My Wedding Had a Protestor

"We had a protestor at our wedding," my wife tells anyone who will listen. "I consider it a queer badge of honor," she always says, with a smile.

Maybe she's right, but a year ago when I spotted a man on a step ladder blurting obscenities through a megaphone at our wedding party, I felt horrified—and afraid.

Would he follow us through the streets of Lancaster? Were there more people like him around every corner? Would a fight break out? Would my wedding day be ruined?

I had no such worries on my first wedding day, thirty-five years earlier. The day where I wore my mother's Priscilla of Boston wedding gown and my father walked me down the aisle of the Wellesley College Chapel to my soon-to-be husband.

The man I would build a good life with. Have two sons with. The man whose heart I would eventually break when I came to terms with my sexuality late in life. The man who let me go with grace and compassion. The man who continues to extend both to me.

No, that wedding day in 1986 did not draw any protestors. That was my white picket fence day. A wedding that everyone celebrates without reservation. A wedding day wreaking with privilege.

Here's the thing: I didn't set out to become someone whose wedding would be protested.

I was a good girl, a rule follower, a first child, an A student ... you get the picture. Which made the decision to leave everything behind for a completely unknown future beyond terrifying.

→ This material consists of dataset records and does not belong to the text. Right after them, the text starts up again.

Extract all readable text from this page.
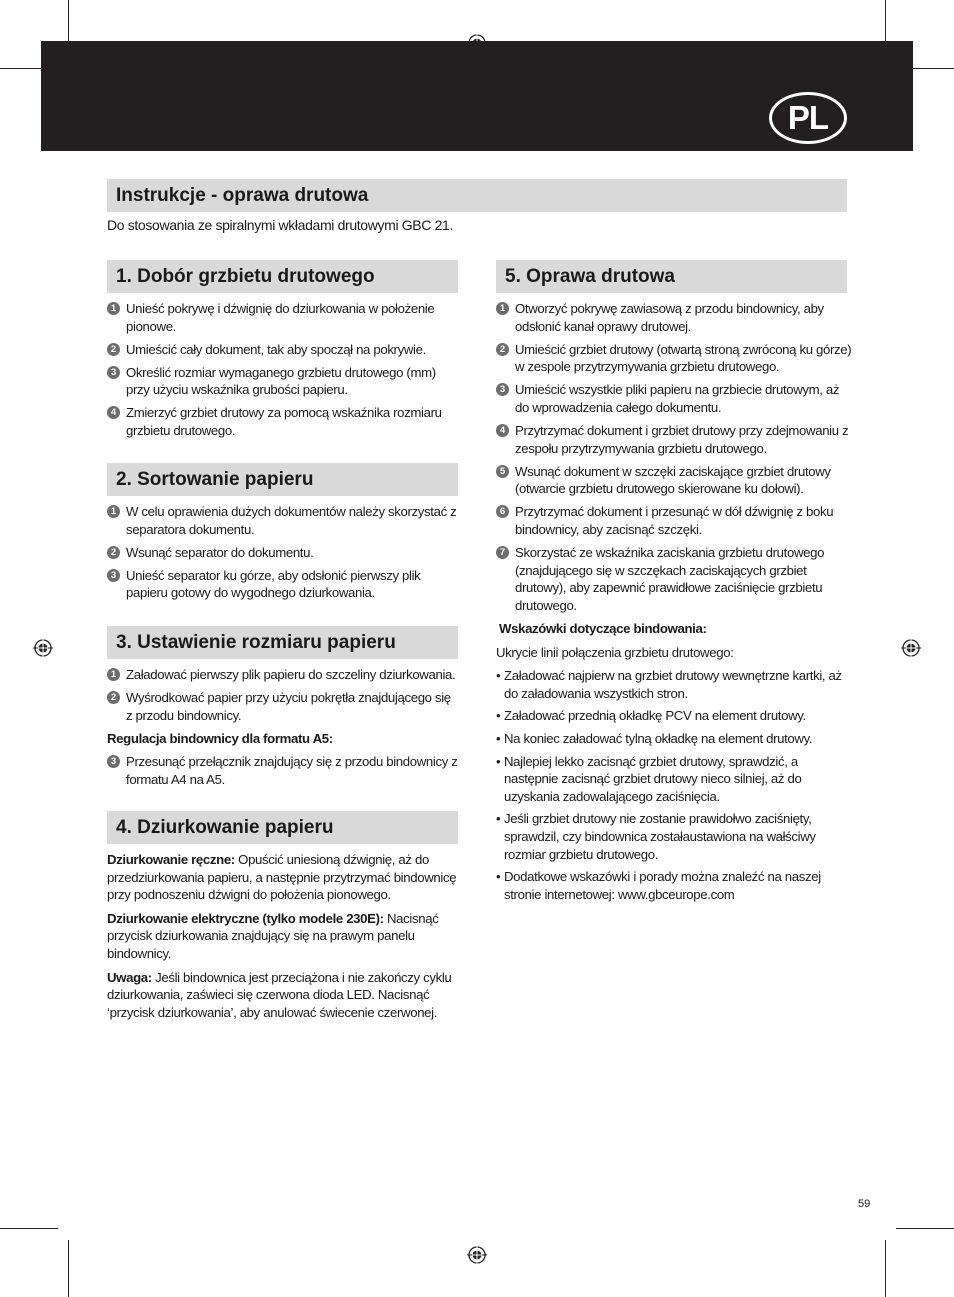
PL
Instrukcje - oprawa drutowa
Do stosowania ze spiralnymi wkładami drutowymi GBC 21.
1. Dobór grzbietu drutowego
2. Sortowanie papieru
3. Ustawienie rozmiaru papieru
4. Dziurkowanie papieru
5. Oprawa drutowa
1 Unieść pokrywę i dźwignię do dziurkowania w położenie pionowe.
2 Umieścić cały dokument, tak aby spoczął na pokrywie.
3 Określić rozmiar wymaganego grzbietu drutowego (mm) przy użyciu wskaźnika grubości papieru.
4 Zmierzyć grzbiet drutowy za pomocą wskaźnika rozmiaru grzbietu drutowego.
1 W celu oprawienia dużych dokumentów należy skorzystać z separatora dokumentu.
2 Wsunąć separator do dokumentu.
3 Unieść separator ku górze, aby odsłonić pierwszy plik papieru gotowy do wygodnego dziurkowania.
1 Załadować pierwszy plik papieru do szczeliny dziurkowania.
2 Wyśrodkować papier przy użyciu pokrętła znajdującego się z przodu bindownicy.
Regulacja bindownicy dla formatu A5:
3 Przesunąć przełącznik znajdujący się z przodu bindownicy z formatu A4 na A5.

Dziurkowanie ręczne: Opuścić uniesioną dźwignię, aż do przedziurkowania papieru, a następnie przytrzymać bindownicę przy podnoszeniu dźwigni do położenia pionowego.

Dziurkowanie elektryczne (tylko modele 230E): Nacisnąć przycisk dziurkowania znajdujący się na prawym panelu bindownicy.

Uwaga: Jeśli bindownica jest przeciążona i nie zakończy cyklu dziurkowania, zaświeci się czerwona dioda LED. Nacisnąć ‘przycisk dziurkowania’, aby anulować świecenie czerwonej.

1 Otworzyć pokrywę zawiasową z przodu bindownicy, aby odsłonić kanał oprawy drutowej.
2 Umieścić grzbiet drutowy (otwartą stroną zwróconą ku górze) w zespole przytrzymywania grzbietu drutowego.
3 Umieścić wszystkie pliki papieru na grzbiecie drutowym, aż do wprowadzenia całego dokumentu.
4 Przytrzymać dokument i grzbiet drutowy przy zdejmowaniu z zespołu przytrzymywania grzbietu drutowego.
5 Wsunąć dokument w szczęki zaciskające grzbiet drutowy (otwarcie grzbietu drutowego skierowane ku dołowi).
6 Przytrzymać dokument i przesunąć w dół dźwignię z boku bindownicy, aby zacisnąć szczęki.
7 Skorzystać ze wskaźnika zaciskania grzbietu drutowego (znajdującego się w szczękach zaciskających grzbiet drutowy), aby zapewnić prawidłowe zaciśnięcie grzbietu drutowego.
Wskazówki dotyczące bindowania:
Ukrycie linii połączenia grzbietu drutowego:
• Załadować najpierw na grzbiet drutowy wewnętrzne kartki, aż do załadowania wszystkich stron.
• Załadować przednią okładkę PCV na element drutowy.
• Na koniec załadować tylną okładkę na element drutowy.
• Najlepiej lekko zacisnąć grzbiet drutowy, sprawdzić, a następnie zacisnąć grzbiet drutowy nieco silniej, aż do uzyskania zadowalającego zaciśnięcia.
• Jeśli grzbiet drutowy nie zostanie prawidołwo zaciśnięty, sprawdzil, czy bindownica zostałaustawiona na wałściwy rozmiar grzbietu drutowego.
• Dodatkowe wskazówki i porady można znaleźć na naszej stronie internetowej: www.gbceurope.com
59
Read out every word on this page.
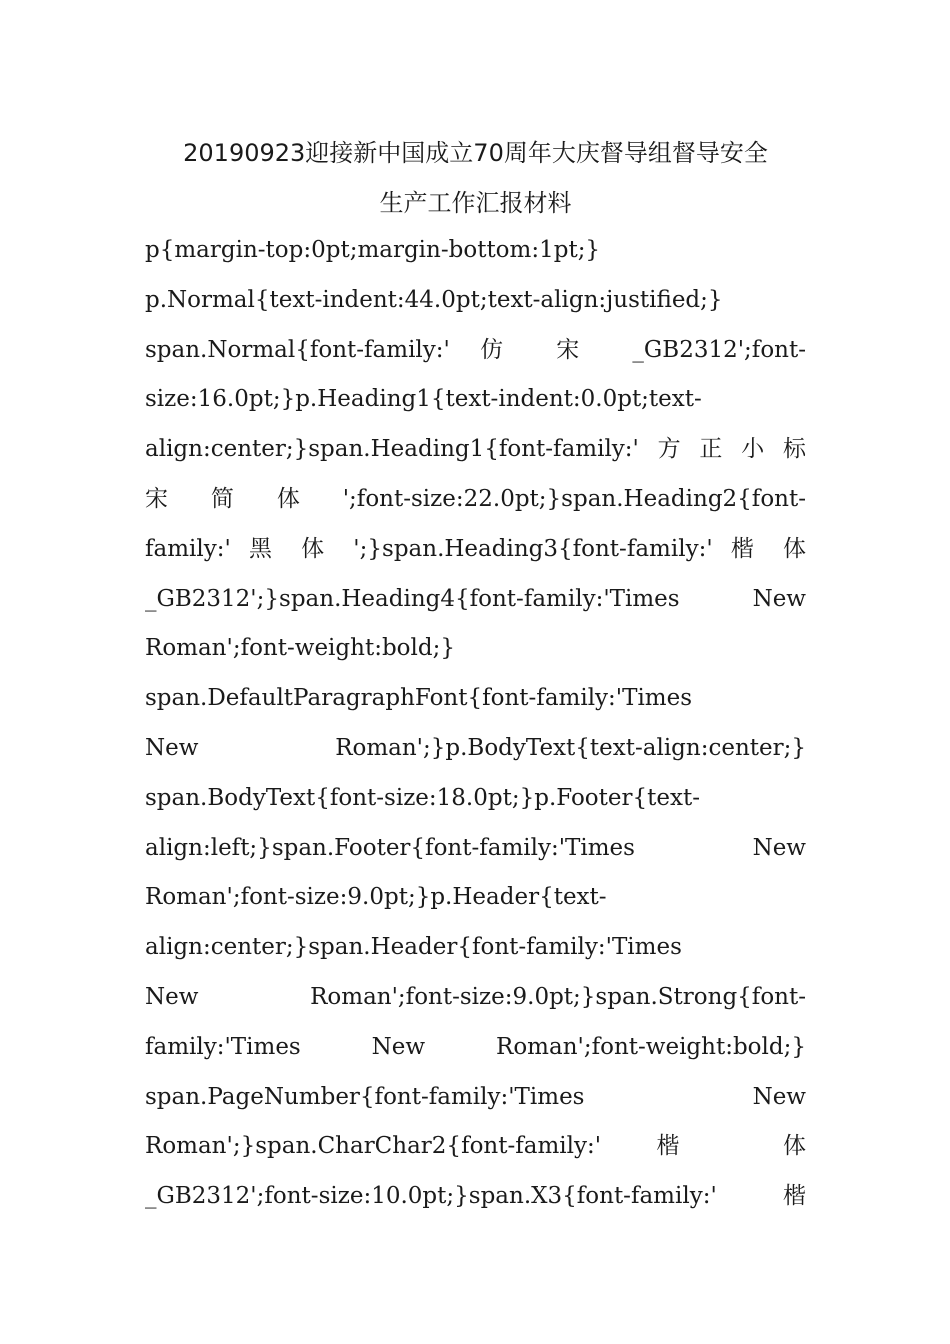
20190923迎接新中国成立70周年大庆督导组督导安全
生产工作汇报材料
p{margin-top:0pt;margin-bottom:1pt;}
p.Normal{text-indent:44.0pt;text-align:justified;}
span.Normal{font-family:' 仿 宋 _GB2312';font-
size:16.0pt;}p.Heading1{text-indent:0.0pt;text-
align:center;}span.Heading1{font-family:'方正小标
宋 简 体 ';font-size:22.0pt;}span.Heading2{font-
family:' 黑 体 ';}span.Heading3{font-family:' 楷 体
_GB2312';}span.Heading4{font-family:'Times New
Roman';font-weight:bold;}
span.DefaultParagraphFont{font-family:'Times
New Roman';}p.BodyText{text-align:center;}
span.BodyText{font-size:18.0pt;}p.Footer{text-
align:left;}span.Footer{font-family:'Times New
Roman';font-size:9.0pt;}p.Header{text-
align:center;}span.Header{font-family:'Times
New Roman';font-size:9.0pt;}span.Strong{font-
family:'Times New Roman';font-weight:bold;}
span.PageNumber{font-family:'Times New
Roman';}span.CharChar2{font-family:' 楷 体
_GB2312';font-size:10.0pt;}span.X3{font-family:'楷
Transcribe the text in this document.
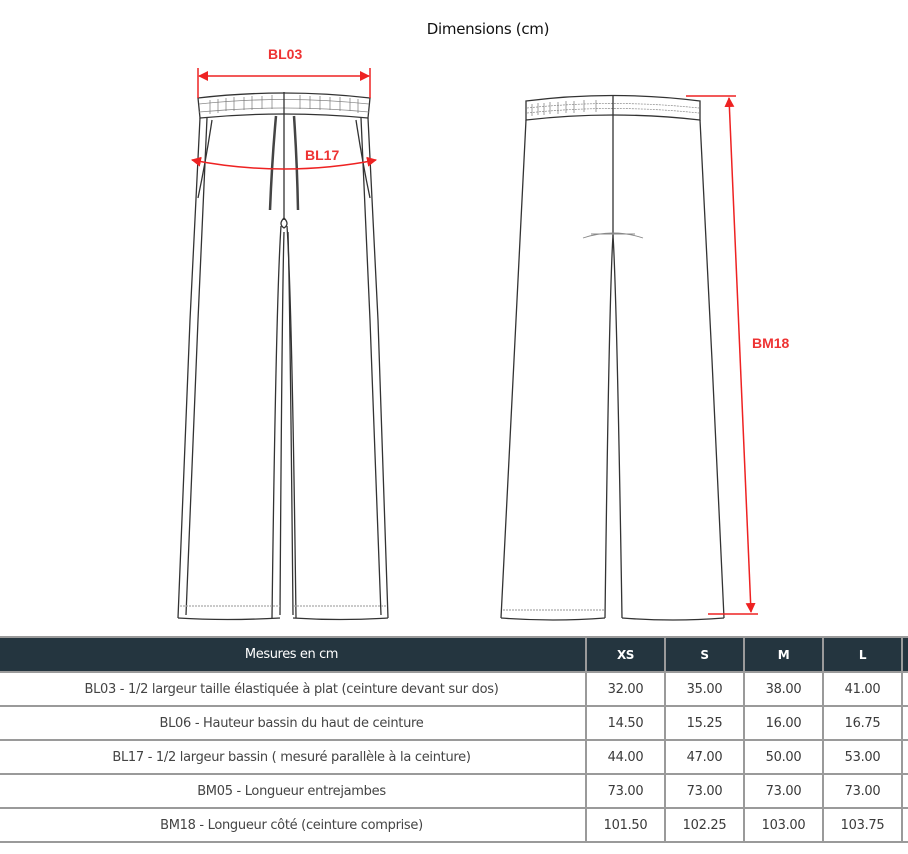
Dimensions (cm)
BL03
BL17
BM18
Mesures en cm	XS	S	M	L	
BL03 - 1/2 largeur taille élastiquée à plat (ceinture devant sur dos)	32.00	35.00	38.00	41.00	
BL06 - Hauteur bassin du haut de ceinture	14.50	15.25	16.00	16.75	
BL17 - 1/2 largeur bassin ( mesuré parallèle à la ceinture)	44.00	47.00	50.00	53.00	
BM05 - Longueur entrejambes	73.00	73.00	73.00	73.00	
BM18 - Longueur côté (ceinture comprise)	101.50	102.25	103.00	103.75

And yet, an insistent voice within kept whispering: You must do this. 

Listening to that voice is what led me on the journey to this second wedding day. 

Truth be told, my initial inclination was to have a quiet wedding that didn't draw attention, not the brass band-led stroll through downtown Lancaster that my wife wanted.

But now I understand why it was—and is—important to be out and proud—to be visible.

Our stories matter.

They matter to the pre-teen who joined the stroll with their mom, which gave them an opening to have a conversation about their sexual identity.

They matter to the young woman raised by fundamentalist Christian parents who saw our wedding as a sign that a joyful future was possible for her.

They matter to two young men we know who are cautiously contemplating their own marriage.

Happy Pride, y'all! All of our stories matter. Yours matters too.